Фриц периодически докладывал мне о состоянии Вулфа, так как относил тому подносы с едой трижды в день.

— У него превосходный аппетит, Арчи. Вам не кажется, что это добрый знак? — сказал он во второй половине дня в пятницу.

— Плевать мне на его аппетит, — заявил я. — Я поднимаюсь к нему.

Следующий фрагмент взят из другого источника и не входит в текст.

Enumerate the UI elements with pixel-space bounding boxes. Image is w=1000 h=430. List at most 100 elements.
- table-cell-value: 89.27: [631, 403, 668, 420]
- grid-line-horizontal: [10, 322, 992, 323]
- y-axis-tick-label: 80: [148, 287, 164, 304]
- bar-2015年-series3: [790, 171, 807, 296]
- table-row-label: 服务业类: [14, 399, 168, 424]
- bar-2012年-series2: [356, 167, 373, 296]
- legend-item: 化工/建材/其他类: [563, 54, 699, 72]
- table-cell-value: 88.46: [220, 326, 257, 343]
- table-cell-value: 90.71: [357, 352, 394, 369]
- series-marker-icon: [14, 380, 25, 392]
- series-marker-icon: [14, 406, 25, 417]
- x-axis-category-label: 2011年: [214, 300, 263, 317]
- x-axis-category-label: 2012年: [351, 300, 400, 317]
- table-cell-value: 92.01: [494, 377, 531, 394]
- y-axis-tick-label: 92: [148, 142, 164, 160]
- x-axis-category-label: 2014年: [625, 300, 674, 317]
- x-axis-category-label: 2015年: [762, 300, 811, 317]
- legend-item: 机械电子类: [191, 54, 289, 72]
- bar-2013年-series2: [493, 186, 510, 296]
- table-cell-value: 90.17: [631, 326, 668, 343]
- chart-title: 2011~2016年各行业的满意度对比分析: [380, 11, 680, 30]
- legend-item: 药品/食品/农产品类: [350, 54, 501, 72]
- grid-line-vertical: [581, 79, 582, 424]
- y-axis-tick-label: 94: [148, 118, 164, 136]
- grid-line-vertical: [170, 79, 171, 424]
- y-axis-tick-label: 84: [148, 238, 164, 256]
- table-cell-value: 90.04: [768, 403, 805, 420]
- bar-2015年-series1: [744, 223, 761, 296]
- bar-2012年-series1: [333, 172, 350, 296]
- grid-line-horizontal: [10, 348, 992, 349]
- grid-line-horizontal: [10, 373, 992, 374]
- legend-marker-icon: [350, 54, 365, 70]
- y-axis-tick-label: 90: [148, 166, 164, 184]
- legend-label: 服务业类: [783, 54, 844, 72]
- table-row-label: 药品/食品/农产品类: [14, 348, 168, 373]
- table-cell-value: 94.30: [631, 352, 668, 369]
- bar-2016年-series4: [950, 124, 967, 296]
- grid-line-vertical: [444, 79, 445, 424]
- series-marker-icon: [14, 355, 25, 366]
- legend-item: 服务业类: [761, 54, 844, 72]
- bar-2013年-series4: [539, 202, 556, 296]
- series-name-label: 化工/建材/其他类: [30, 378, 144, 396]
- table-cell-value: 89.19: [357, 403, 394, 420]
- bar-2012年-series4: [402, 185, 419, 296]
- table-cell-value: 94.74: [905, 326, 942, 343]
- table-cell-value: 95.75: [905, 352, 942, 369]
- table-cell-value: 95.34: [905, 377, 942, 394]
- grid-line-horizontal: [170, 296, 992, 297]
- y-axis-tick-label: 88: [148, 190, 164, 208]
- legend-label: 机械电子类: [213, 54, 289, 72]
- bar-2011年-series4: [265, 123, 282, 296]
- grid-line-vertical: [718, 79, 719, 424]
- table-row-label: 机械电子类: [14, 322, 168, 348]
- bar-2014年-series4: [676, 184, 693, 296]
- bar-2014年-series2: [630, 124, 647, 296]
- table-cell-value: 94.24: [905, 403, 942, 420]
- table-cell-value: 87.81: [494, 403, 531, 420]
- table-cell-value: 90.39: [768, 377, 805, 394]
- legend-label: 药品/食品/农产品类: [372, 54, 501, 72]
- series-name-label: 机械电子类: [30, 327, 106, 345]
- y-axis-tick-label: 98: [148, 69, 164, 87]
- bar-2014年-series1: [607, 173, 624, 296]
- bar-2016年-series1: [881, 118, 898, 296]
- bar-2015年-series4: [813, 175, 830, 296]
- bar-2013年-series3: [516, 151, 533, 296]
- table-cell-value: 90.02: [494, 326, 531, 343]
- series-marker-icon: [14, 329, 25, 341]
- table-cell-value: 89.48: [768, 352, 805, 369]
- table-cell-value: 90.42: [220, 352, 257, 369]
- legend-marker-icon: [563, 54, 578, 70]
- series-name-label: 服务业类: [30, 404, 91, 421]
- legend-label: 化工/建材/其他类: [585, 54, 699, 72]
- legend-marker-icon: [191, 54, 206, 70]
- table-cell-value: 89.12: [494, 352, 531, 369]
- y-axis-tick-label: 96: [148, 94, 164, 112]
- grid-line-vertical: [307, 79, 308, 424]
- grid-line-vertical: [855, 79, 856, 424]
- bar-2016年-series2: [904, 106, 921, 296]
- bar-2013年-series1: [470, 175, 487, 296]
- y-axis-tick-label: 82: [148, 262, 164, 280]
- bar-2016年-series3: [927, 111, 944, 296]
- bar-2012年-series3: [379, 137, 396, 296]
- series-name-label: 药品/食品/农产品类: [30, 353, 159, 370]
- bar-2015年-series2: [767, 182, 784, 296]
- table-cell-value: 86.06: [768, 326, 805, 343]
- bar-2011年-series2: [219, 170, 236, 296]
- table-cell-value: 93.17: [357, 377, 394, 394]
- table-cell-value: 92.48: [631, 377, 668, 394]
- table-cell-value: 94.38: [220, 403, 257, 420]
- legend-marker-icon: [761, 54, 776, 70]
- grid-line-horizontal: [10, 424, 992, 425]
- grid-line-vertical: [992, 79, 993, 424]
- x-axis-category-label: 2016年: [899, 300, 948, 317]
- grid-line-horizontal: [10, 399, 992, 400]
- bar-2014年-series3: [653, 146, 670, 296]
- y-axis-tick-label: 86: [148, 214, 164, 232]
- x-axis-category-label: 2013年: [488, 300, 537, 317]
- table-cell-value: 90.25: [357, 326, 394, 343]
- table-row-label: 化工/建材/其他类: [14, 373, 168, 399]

Перескакивая через две ступеньки, я взлетел на второй этаж и постучал в дверь:

— Это я. Нам необходимо поговорить.

Из-за дверей донеслось невнятное ворчание, и я вошел. Вулф, облаченный в желтую пижаму, читал, развалившись на постели. По какой-то неясной причине в кровати гений казался толще и крупнее, чем обычно. Может быть, эта зрительная аберрация возникала потому, что все вокруг него было желтым — не только пижама, но и простыни, и одеяло. Он бросил на меня вопросительный, преисполненный недовольства взгляд.

— Прошу извинить меня за вторжение, но не намерены ли вы в ближайшее время вернуться к работе? Скажем, раньше, чем Фреда Даркина отправят в Аттику изготовлять всю оставшуюся жизнь автомобильные номера или что-то другое. Не знаю точно, чем сейчас занимаются заключенные.

— Я читаю весьма занимательную книгу, Арчи, — светским тоном произнес гений. — Известно ли вам, что первым на фабрике в Англии пар использовал Джошуа Веджвуд — производитель фарфора?

— Вынужден признать, что это известие вызывает у меня неподдельное изумление. Я рад также, что чтение доставляет вам удовольствие. Из чистого любопытства хочу спросить, намерены ли вы вернуться в ближайшее время в кабинет, или я могу приступить к превращению его в храм-усыпальницу вашей былой славы? Мы могли бы брать за вход умеренную плату и таким образом содержать дом. Может статься, что это будет нашим единственным источником дохода.

— Сарказм никогда не был вашей сильной чертой, Арчи, — закрыв глаза, пробормотал Вулф. — Вы поступите правильно, если исключите его из вашего репертуара.

— Слушаюсь, сэр. Но мой вопрос остается.

— В данный момент я увлечен изучением данного тома и желаю завершить чтение в покое. До свидания.

Я было подумал, не стоит ли спуститься в кабинет и прикончить бутылку бурбона. Но, решив, что это никак не поможет Фреду, я улыбнулся, переступил через порог и осторожно закрыл дверь, поставив себе за сдержанность «пять с плюсом».